A Cochrane review published in 2018 assessed the efficacy of oral isotretinoin for acne in 31 published studies [5]. “However, all included studies had a limited design,” said Prof. Diane Thiboutot (Penn State Clinical and Translational Science Institute, USA) in her lecture on isotretinoin considerations [6]. Therefore, the authors are unsure if isotretinoin improves acne severity compared with standard oral antibiotic and topical treatments when assessing the change in total inflammatory lesion count, but it may slightly improve physician-assessed acne severity [6].

Another study published last year showed that isotretinoin changes the microbiome in acne [7]. During treatment, “healthy” bacteria such as ribotype 3 showed an upward trend compared with ribotype 6 bacteria that are associated with acne.
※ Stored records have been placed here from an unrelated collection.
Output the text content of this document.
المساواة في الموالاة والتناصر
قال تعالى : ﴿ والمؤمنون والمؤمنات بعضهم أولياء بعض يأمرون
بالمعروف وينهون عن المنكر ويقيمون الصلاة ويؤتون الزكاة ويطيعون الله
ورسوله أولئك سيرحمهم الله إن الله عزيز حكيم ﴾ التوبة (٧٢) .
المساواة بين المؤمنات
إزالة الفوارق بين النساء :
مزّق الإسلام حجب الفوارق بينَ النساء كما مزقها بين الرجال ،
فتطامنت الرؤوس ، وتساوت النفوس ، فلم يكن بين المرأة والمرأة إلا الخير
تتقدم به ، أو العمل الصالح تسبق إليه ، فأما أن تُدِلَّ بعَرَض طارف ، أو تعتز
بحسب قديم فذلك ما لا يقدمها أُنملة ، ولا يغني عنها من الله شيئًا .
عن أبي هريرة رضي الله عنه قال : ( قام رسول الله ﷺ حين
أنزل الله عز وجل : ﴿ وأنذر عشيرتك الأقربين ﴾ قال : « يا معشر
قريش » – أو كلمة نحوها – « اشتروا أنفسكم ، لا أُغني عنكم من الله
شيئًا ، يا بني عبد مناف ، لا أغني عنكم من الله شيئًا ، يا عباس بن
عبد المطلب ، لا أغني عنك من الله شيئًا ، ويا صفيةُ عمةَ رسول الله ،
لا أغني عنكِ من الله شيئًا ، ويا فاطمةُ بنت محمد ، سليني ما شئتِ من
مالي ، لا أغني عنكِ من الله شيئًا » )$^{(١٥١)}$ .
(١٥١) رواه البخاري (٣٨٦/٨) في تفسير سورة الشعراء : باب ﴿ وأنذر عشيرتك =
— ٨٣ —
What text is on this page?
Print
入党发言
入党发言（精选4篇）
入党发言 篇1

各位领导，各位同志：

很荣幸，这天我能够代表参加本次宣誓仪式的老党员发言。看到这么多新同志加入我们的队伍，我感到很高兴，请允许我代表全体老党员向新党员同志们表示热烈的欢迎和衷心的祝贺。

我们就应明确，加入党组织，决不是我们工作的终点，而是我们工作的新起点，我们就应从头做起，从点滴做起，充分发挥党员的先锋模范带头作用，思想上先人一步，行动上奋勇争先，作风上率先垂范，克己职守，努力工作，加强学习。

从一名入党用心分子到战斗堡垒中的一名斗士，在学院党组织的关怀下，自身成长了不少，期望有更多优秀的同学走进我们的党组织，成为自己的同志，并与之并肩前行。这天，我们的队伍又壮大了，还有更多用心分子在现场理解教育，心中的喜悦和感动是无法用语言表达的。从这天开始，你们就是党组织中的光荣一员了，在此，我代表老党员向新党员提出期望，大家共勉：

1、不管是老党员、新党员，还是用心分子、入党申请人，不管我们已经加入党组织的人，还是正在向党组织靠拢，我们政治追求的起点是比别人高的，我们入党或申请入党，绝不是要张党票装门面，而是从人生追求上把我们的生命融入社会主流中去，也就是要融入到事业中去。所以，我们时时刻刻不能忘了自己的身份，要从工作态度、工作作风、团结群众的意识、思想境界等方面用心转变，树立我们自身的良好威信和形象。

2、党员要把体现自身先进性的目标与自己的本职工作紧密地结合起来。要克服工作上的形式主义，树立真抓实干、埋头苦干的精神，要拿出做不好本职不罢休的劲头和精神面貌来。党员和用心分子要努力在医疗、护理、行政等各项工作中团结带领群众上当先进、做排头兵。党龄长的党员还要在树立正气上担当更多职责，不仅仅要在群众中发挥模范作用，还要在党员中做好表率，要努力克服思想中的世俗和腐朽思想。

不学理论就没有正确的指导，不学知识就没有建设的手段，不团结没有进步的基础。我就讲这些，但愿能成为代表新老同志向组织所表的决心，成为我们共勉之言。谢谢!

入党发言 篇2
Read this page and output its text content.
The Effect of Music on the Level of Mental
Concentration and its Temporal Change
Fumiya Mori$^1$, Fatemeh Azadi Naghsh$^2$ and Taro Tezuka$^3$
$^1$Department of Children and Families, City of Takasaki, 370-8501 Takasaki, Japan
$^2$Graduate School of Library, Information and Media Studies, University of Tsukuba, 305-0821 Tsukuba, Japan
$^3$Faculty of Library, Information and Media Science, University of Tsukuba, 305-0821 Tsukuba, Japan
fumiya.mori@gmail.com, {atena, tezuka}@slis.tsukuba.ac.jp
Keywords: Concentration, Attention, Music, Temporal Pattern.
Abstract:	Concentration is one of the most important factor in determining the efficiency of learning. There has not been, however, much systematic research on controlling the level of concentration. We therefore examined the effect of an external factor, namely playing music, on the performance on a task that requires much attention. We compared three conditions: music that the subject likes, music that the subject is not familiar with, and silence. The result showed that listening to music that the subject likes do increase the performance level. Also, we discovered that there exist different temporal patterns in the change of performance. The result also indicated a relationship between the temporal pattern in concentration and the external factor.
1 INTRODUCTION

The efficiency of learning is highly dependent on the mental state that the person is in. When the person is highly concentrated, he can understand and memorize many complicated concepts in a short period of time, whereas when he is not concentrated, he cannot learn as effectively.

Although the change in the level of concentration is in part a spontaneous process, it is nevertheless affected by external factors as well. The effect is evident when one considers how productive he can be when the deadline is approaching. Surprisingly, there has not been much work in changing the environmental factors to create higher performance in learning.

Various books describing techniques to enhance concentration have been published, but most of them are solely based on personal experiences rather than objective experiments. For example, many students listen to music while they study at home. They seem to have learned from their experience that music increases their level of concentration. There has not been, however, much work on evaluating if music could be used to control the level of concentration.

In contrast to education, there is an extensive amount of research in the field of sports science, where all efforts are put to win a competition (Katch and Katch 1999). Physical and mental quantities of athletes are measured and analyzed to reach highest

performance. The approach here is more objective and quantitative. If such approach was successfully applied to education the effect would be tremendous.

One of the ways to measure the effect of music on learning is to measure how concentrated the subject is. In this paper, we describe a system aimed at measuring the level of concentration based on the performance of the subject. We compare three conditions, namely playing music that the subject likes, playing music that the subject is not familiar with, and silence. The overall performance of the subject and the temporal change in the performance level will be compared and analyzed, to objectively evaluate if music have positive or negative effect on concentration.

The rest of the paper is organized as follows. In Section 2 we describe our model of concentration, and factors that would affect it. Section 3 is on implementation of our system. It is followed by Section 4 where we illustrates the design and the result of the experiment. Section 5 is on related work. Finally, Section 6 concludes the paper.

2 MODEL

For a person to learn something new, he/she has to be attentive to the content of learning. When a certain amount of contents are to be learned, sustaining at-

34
Propionibacterium species globally decreased during treatment. However, 38% of patients had still high Propionibacterium and a low proportion of ribotype 3 after treatment. “This result shows that assessment of microbiome could possibly serve to identify the 10-20% of patients who need isotretinoin retreatment,” concluded Prof. Thiboutot.

keywords: acne, sarecycline, benzoyl peroxide, retinoid, tetracyclines, isotretinoin

  1. Bahtia N. Session F005, AAD Annual Meeting, 1-5 March 2019, Washington DC, USA.
  2. Thiboutot DM. J Am Acad Dermatol. 2018;78(2 Suppl 1):S1-S23.
  3. Zaenglein AL et al. J Am Acad Dermatol. 2016;74:945-73.
  4. Moore A et al. J Drugs Dermatol.2018;17:987-996.
  5. Costa CS et al. Cochrane Database Syst Rev 2018 Nov 24;11:CD009435. doi: 10.1002/14651858.CD009435.pub2.
  6. Thiboutot D. Session S043, AAD Annual Meeting, 1-5 March 2019, Washington DC, USA.
  7. McCoy WH et al. J Invest Dermatol 2019;139:732-735.

The content and interpretation of these conference highlights are the views and comments of the speakers/authors.